Everywhere, the sound of it: rushing along the winter ditches, sandy brown and muscular; gurgling out of old clayware field drains and trickling into roadside gratings half-blocked by mud and leaves. It’s been wet for what feels like weeks now, and Suffolk’s lowland fields are waterlogged. There’s nowhere, any more, for the rain to go.

Christmas Eve brought a bitter north-westerly wind that swept away the strange, unseasonal mildness of the week before: evenings when I hadn’t needed to light the fire, or had done so out of habit only to have to open the back door a crack, the cottage far too warm. So when I woke on the 24th I was glad of the cold, hoping it might help things at least feel festive; but when Scout and I ventured out after breakfast the wind made walking hard, distant gunshots spooked the dog and my chilled hands fumbled at the camera controls.

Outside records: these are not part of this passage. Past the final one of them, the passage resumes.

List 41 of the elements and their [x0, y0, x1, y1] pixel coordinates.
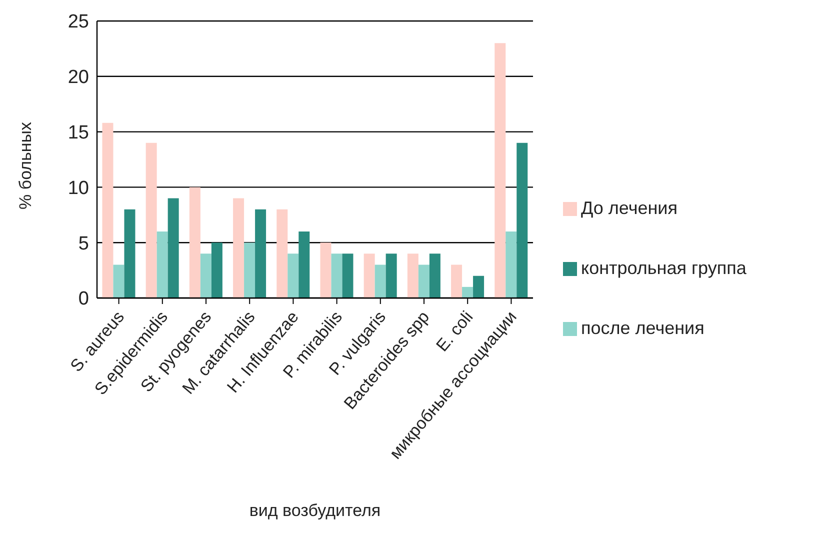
y-tick-label: 5	[78, 233, 89, 254]
bar	[494, 43, 506, 298]
bar	[189, 187, 200, 298]
bar	[516, 142, 528, 298]
bar	[276, 209, 288, 298]
bar	[462, 286, 474, 298]
bar	[451, 264, 462, 298]
bar	[418, 264, 430, 298]
bar	[244, 242, 256, 298]
bar	[102, 122, 114, 298]
bar	[374, 264, 386, 298]
bar	[156, 232, 168, 298]
bar	[331, 254, 342, 298]
bar	[429, 254, 440, 298]
bar	[342, 254, 354, 298]
y-axis-title: % больных	[16, 121, 36, 210]
bar	[113, 264, 124, 298]
bar	[506, 232, 517, 298]
x-axis-title: вид возбудителя	[249, 501, 381, 520]
bar	[200, 254, 212, 298]
bar	[320, 242, 332, 298]
bar	[146, 142, 157, 298]
y-tick-label: 25	[68, 12, 89, 33]
y-tick-label: 15	[68, 122, 89, 144]
legend-label: контрольная группа	[581, 258, 746, 278]
bar	[211, 242, 222, 298]
y-tick-label: 10	[68, 178, 89, 199]
bar	[168, 198, 179, 298]
legend-label: До лечения	[581, 198, 678, 218]
bar	[255, 209, 266, 298]
y-tick-label: 20	[68, 67, 89, 88]
bar	[407, 254, 418, 298]
bar	[298, 232, 310, 298]
legend-label: после лечения	[581, 318, 704, 338]
y-tick-label: 0	[78, 288, 89, 310]
bar	[473, 276, 484, 298]
bar	[233, 198, 244, 298]
bar	[386, 254, 397, 298]
bar	[288, 254, 299, 298]
bar	[124, 209, 136, 298]
bar	[364, 254, 375, 298]
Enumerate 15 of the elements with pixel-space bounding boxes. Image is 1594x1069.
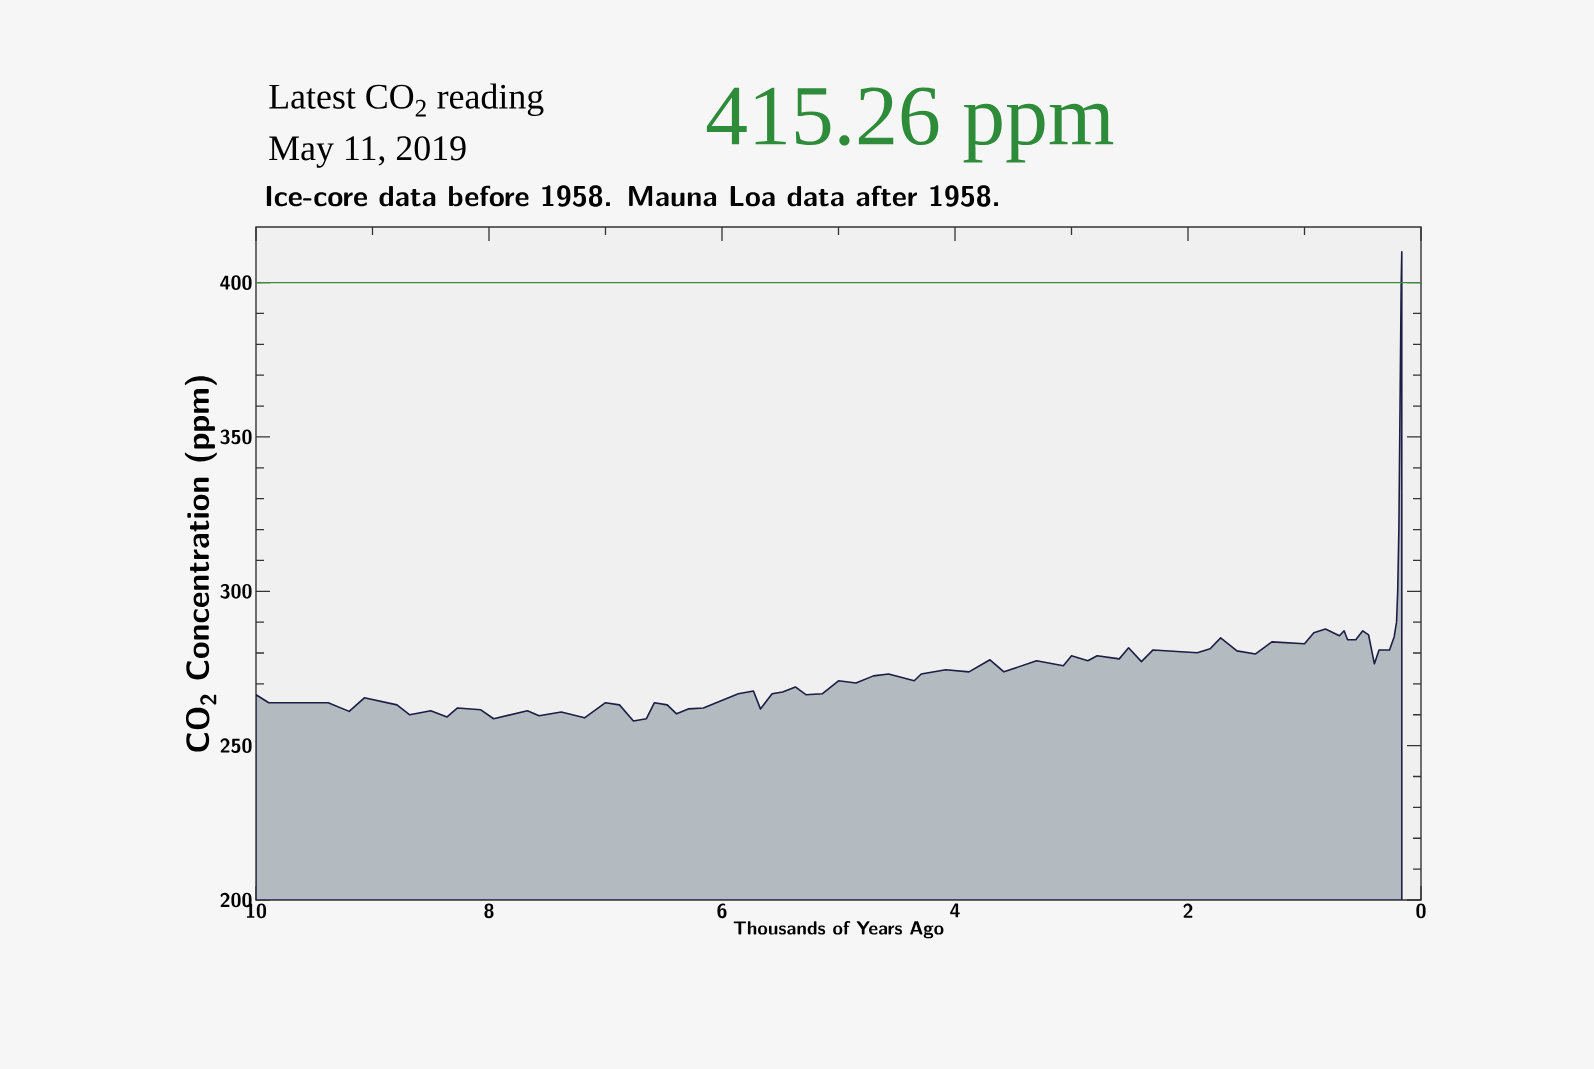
chart-title: Latest CO$_{2}$ reading: [269, 83, 544, 117]
y-tick-label: 250: [220, 738, 252, 753]
x-tick-label: 4: [950, 903, 960, 918]
y-tick-label: 400: [220, 275, 252, 290]
text: 415.26 ppm: [706, 87, 1114, 163]
x-tick-label: 2: [1183, 903, 1193, 918]
x-axis-title: Thousands of Years Ago: [733, 921, 944, 939]
x-tick-label: 8: [484, 903, 494, 919]
text: May 11, 2019: [269, 136, 466, 168]
y-tick-label: 300: [220, 583, 252, 599]
y-axis-title: CO$_{2}$ Concentration (ppm): [184, 376, 217, 752]
x-tick-label: 0: [1416, 903, 1426, 919]
x-tick-label: 6: [717, 903, 727, 919]
chart-subtitle: Ice-core data before 1958. Mauna Loa data after 1958.: [266, 185, 998, 207]
y-tick-label: 350: [220, 429, 252, 445]
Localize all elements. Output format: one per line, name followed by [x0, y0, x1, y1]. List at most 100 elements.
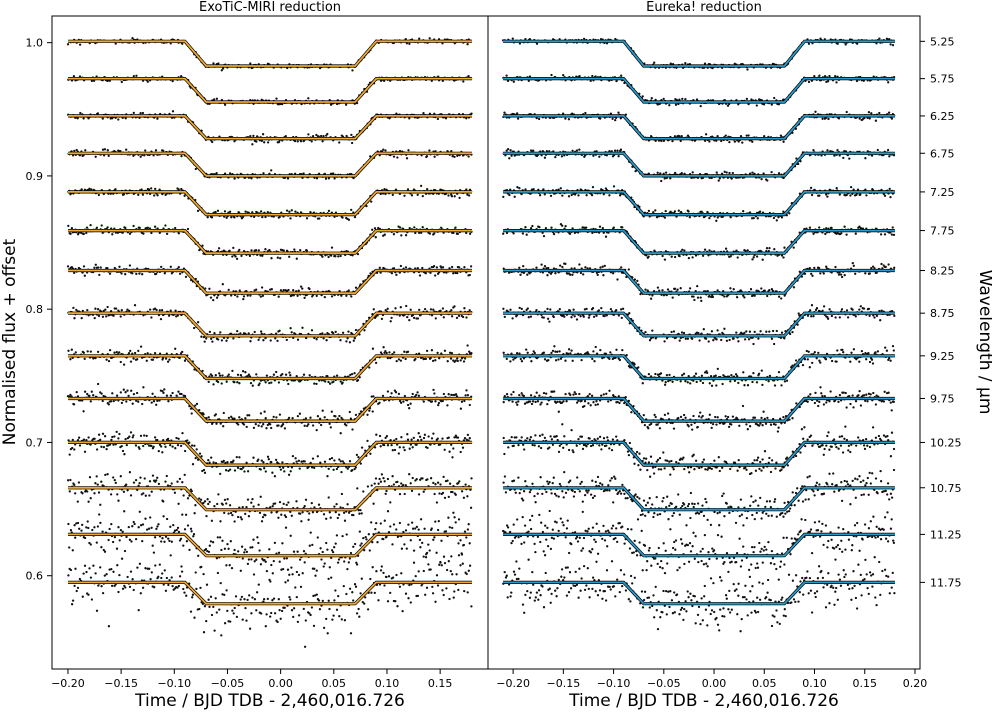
data-point: [207, 598, 210, 601]
data-point: [445, 587, 448, 590]
data-point: [434, 274, 437, 277]
data-point: [404, 234, 408, 237]
data-point: [191, 596, 194, 599]
data-point: [451, 490, 454, 494]
data-point: [150, 401, 153, 404]
data-point: [146, 80, 149, 83]
data-point: [425, 586, 429, 589]
data-point: [209, 296, 213, 299]
data-point: [244, 210, 247, 213]
data-point: [142, 444, 145, 448]
data-point: [351, 591, 354, 594]
data-point: [372, 502, 375, 505]
data-point: [395, 528, 398, 531]
data-point: [80, 529, 83, 532]
data-point: [101, 591, 105, 595]
data-point: [118, 265, 121, 268]
data-point: [374, 361, 378, 365]
data-point: [343, 519, 347, 522]
data-point: [276, 620, 279, 624]
data-point: [446, 404, 449, 407]
data-point: [366, 413, 369, 416]
data-point: [311, 135, 315, 138]
data-point: [282, 466, 285, 469]
data-point: [311, 457, 315, 460]
data-point: [164, 445, 167, 448]
data-point: [278, 500, 282, 504]
data-point: [466, 43, 469, 46]
data-point: [243, 470, 246, 473]
data-point: [420, 438, 423, 442]
data-point: [255, 609, 258, 612]
data-point: [250, 249, 253, 252]
data-point: [200, 565, 203, 569]
data-point: [437, 519, 440, 523]
data-point: [401, 609, 404, 613]
data-point: [394, 391, 398, 394]
data-point: [177, 584, 181, 588]
data-point: [178, 575, 182, 578]
data-point: [405, 304, 408, 308]
data-point: [183, 591, 186, 594]
data-point: [154, 187, 157, 191]
data-point: [348, 557, 352, 560]
data-point: [99, 438, 102, 441]
data-point: [85, 226, 89, 229]
data-point: [287, 416, 291, 420]
data-point: [165, 474, 168, 478]
data-point: [253, 330, 256, 334]
data-point: [308, 544, 311, 547]
data-point: [450, 195, 454, 198]
data-point: [380, 473, 384, 476]
data-point: [350, 208, 353, 212]
data-point: [218, 372, 221, 375]
data-point: [386, 510, 390, 513]
data-point: [149, 308, 152, 311]
data-point: [150, 444, 153, 448]
data-point: [94, 307, 97, 310]
data-point: [278, 608, 281, 612]
data-point: [67, 574, 70, 577]
data-point: [421, 477, 424, 480]
data-point: [258, 549, 261, 552]
data-point: [114, 188, 117, 191]
data-point: [89, 400, 92, 403]
data-point: [390, 272, 394, 275]
data-point: [295, 257, 298, 260]
data-point: [408, 42, 411, 45]
data-point: [139, 155, 142, 158]
data-point: [371, 347, 375, 350]
data-point: [340, 492, 344, 496]
data-point: [180, 565, 183, 568]
data-point: [301, 326, 304, 329]
data-point: [310, 140, 313, 143]
data-point: [266, 141, 270, 144]
data-point: [164, 589, 168, 592]
data-point: [76, 521, 80, 525]
data-point: [102, 445, 106, 449]
data-point: [386, 600, 390, 603]
data-point: [353, 372, 356, 375]
data-point: [425, 154, 429, 158]
data-point: [383, 519, 386, 522]
data-point: [301, 287, 304, 290]
data-point: [447, 495, 450, 499]
data-point: [354, 585, 358, 588]
data-point: [422, 569, 425, 573]
data-point: [83, 450, 87, 453]
data-point: [302, 550, 306, 553]
data-point: [359, 508, 362, 512]
data-point: [107, 359, 111, 363]
data-point: [346, 337, 349, 340]
data-point: [74, 536, 77, 539]
data-point: [170, 576, 173, 579]
data-point: [333, 459, 336, 462]
data-point: [132, 111, 135, 115]
data-point: [286, 568, 290, 571]
data-point: [363, 602, 366, 605]
data-point: [289, 598, 292, 601]
data-point: [270, 563, 273, 567]
data-point: [339, 460, 342, 463]
data-point: [290, 209, 293, 212]
data-point: [186, 227, 190, 231]
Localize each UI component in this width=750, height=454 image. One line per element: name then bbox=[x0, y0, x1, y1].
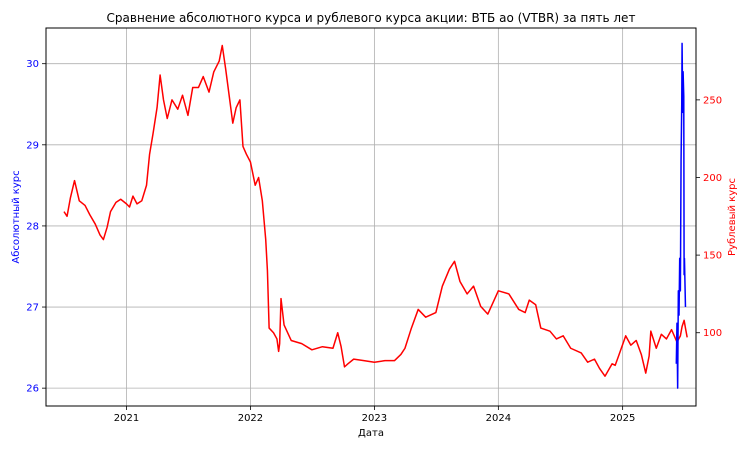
x-tick-label: 2025 bbox=[610, 413, 635, 424]
left-axis-label: Абсолютный курс bbox=[11, 170, 22, 263]
right-tick-label: 150 bbox=[703, 251, 722, 262]
series-layer bbox=[63, 42, 688, 389]
left-tick-label: 28 bbox=[26, 221, 39, 232]
left-tick-label: 26 bbox=[26, 384, 39, 395]
grid-lines bbox=[46, 28, 696, 406]
right-tick-label: 100 bbox=[703, 328, 722, 339]
x-tick-label: 2021 bbox=[114, 413, 139, 424]
x-tick-label: 2023 bbox=[362, 413, 387, 424]
axes: 2021 2022 2023 2024 2025 26 27 28 29 30 100 150 200 2… bbox=[26, 59, 722, 424]
plot-frame bbox=[45, 27, 697, 407]
ruble-price-line bbox=[63, 44, 688, 377]
left-tick-label: 30 bbox=[26, 59, 39, 70]
x-axis-label: Дата bbox=[358, 428, 384, 439]
chart-title: Сравнение абсолютного курса и рублевого … bbox=[107, 11, 636, 25]
x-tick-label: 2022 bbox=[238, 413, 263, 424]
right-axis-label: Рублевый курс bbox=[727, 178, 738, 256]
right-tick-label: 250 bbox=[703, 95, 722, 106]
absolute-price-line bbox=[675, 42, 687, 389]
right-tick-label: 200 bbox=[703, 173, 722, 184]
left-tick-label: 29 bbox=[26, 140, 39, 151]
left-tick-label: 27 bbox=[26, 303, 39, 314]
x-tick-label: 2024 bbox=[486, 413, 511, 424]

I came back without a single image worth sharing. And then the sleet and freezing rain blew in.

I wasn’t expecting much when I headed out after lunch into what I hoped would prove a break in the weather. More shooting, closer this time, meant I left Scout indoors; I stuffed my camera inside my waterproof coat to protect it from squalls and picked my way gingerly through slick, slippy mud down towards the river, a slow, narrow and twisty stream sunk between alders and willows and edged by rich green watermeadows on which, in summer, a beef herd grazed.

The path runs through a narrow wood, on the other side of which is a meadow; you can cross the river in a few paces there, via a little wooden bridge. But as I stepped out of the wood I realised there was no bridge to be seen, and no meadow either. Our slow little stream was now a fast-moving river perhaps sixty or seventy metres wide.

‘Fuck me,’ I whispered under my breath. The sight of it was shocking and oddly uncanny; I knew that nothing was in danger, the cows long under cover and none of our ancient village houses on the flood plain, previous generations being much cleverer about these things than we often are today. The water I was gazing at was not ‘out of place’: the watermeadows were doing their job perfectly. And yet the sight of so much sudden power and motion and what felt like intention knocked the wind out of me. There is no arguing with water, and it was a reminder of the smallness and transitoriness of all our human plans.

After only a few moments sploshing around in the stiller margins and taking photos I realised the water level was still rising, and I turned back into the wood. Blue tits, great tits and wrens haunted the understorey, sounding continuous alarms to one another – whether at the women with the camera, or the rising river water, I couldn’t say.